Un bruit venant de la porte fit sursauter les quatre bavardes. Aelis pénétra dans la chambre, précédée d’une odeur nauséabonde.
— Victoire ! J’ai donné une bonne leçon au fils de la cuisinière !
— Et qu’a-t-il donc fait pour vous déplaire ? se renseigna Marguerite.
— Il a osé me traiter de vipère.
— Quel courageux garçon !
— Et perspicace ! ajouta Jane, avec ironie.
Horrifiée par la tenue négligée de sa sœur, elle baissa les paupières.
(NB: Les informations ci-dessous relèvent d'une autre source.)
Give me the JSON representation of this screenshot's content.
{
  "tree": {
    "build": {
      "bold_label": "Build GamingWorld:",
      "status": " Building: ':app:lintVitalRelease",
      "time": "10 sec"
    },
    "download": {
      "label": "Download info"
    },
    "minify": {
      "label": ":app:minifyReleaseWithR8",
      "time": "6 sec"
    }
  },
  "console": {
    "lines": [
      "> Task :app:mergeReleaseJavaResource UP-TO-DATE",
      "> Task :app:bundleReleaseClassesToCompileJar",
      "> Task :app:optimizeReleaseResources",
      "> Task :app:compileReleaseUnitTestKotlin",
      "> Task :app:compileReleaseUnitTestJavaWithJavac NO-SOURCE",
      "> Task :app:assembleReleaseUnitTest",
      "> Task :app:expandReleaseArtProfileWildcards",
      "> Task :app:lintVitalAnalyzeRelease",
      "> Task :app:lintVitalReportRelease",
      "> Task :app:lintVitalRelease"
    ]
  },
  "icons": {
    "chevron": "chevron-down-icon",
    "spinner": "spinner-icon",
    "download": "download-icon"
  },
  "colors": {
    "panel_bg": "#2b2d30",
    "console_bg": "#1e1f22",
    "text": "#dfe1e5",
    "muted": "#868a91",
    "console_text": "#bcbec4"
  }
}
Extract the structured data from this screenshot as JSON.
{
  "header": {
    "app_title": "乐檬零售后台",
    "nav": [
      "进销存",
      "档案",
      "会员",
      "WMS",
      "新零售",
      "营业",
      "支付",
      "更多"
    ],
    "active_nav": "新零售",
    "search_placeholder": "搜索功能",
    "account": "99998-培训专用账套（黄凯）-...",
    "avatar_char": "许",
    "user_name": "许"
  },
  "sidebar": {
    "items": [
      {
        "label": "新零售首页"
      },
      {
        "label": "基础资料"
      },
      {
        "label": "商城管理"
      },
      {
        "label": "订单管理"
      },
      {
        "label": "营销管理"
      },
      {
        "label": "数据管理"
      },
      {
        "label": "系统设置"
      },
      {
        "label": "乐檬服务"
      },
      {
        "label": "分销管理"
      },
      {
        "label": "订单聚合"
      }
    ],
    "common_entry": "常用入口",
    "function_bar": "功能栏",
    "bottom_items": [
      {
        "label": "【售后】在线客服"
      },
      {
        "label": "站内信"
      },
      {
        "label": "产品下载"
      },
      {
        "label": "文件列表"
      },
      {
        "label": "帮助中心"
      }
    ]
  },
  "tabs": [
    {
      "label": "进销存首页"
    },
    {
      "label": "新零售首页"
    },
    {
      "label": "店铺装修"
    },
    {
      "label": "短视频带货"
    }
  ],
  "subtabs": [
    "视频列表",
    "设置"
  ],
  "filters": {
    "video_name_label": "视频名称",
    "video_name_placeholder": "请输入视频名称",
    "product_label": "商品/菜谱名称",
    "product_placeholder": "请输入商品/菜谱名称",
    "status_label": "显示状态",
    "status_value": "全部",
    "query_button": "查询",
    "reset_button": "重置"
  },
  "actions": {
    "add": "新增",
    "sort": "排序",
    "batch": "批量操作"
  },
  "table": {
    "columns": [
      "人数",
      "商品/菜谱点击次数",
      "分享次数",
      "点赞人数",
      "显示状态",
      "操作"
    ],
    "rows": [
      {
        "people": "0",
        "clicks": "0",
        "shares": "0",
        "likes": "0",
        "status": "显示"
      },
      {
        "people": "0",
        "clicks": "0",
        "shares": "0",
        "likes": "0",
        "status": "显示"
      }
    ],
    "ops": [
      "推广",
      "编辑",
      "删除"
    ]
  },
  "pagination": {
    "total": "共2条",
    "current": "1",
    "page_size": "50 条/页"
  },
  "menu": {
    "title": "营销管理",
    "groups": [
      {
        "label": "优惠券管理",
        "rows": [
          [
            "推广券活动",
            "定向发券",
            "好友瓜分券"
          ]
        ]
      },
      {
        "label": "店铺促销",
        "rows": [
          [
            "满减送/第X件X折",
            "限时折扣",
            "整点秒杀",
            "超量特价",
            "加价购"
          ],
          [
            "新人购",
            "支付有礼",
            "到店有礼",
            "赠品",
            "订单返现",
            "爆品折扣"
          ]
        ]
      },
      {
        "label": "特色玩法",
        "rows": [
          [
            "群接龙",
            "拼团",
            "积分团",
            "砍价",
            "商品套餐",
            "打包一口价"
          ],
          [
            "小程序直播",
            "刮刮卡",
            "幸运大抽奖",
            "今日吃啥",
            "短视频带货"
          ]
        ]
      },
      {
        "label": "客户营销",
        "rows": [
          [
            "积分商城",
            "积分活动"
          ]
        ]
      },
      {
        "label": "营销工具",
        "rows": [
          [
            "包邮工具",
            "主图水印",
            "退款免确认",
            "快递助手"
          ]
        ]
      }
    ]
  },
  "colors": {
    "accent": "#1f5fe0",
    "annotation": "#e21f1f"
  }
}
Une odeur pestilentielle monta à ses narines, tandis que des images de chevaux, de cochons et de paille défilaient dans son esprit. Incrédule, elle rouvrit les yeux.
— Par la Sainte Vierge, tu es couverte de fumier !
— C’est George qui en a avalé, pas moi. Ma bonne Marguerite, je suis disposée à reprendre mon ouvrage, déclara Aelis avec un air de défi.
La gouvernante s’appuya sur la table pour ne pas vaciller. Cette fillette ne cessait de mettre sa patience à rude épreuve.
— Hors d’ici, petite peste ! tonna-t-elle.
Dans une révérence moqueuse, l’enfant lui tira la langue ; ses sœurs aînées éclatèrent de rire. Seule Ilyana ne partageait pas leur gaieté. Le mystère d’Eryne et cette lettre perdue se dressaient comme un secret enfoui au cœur des pierres du château.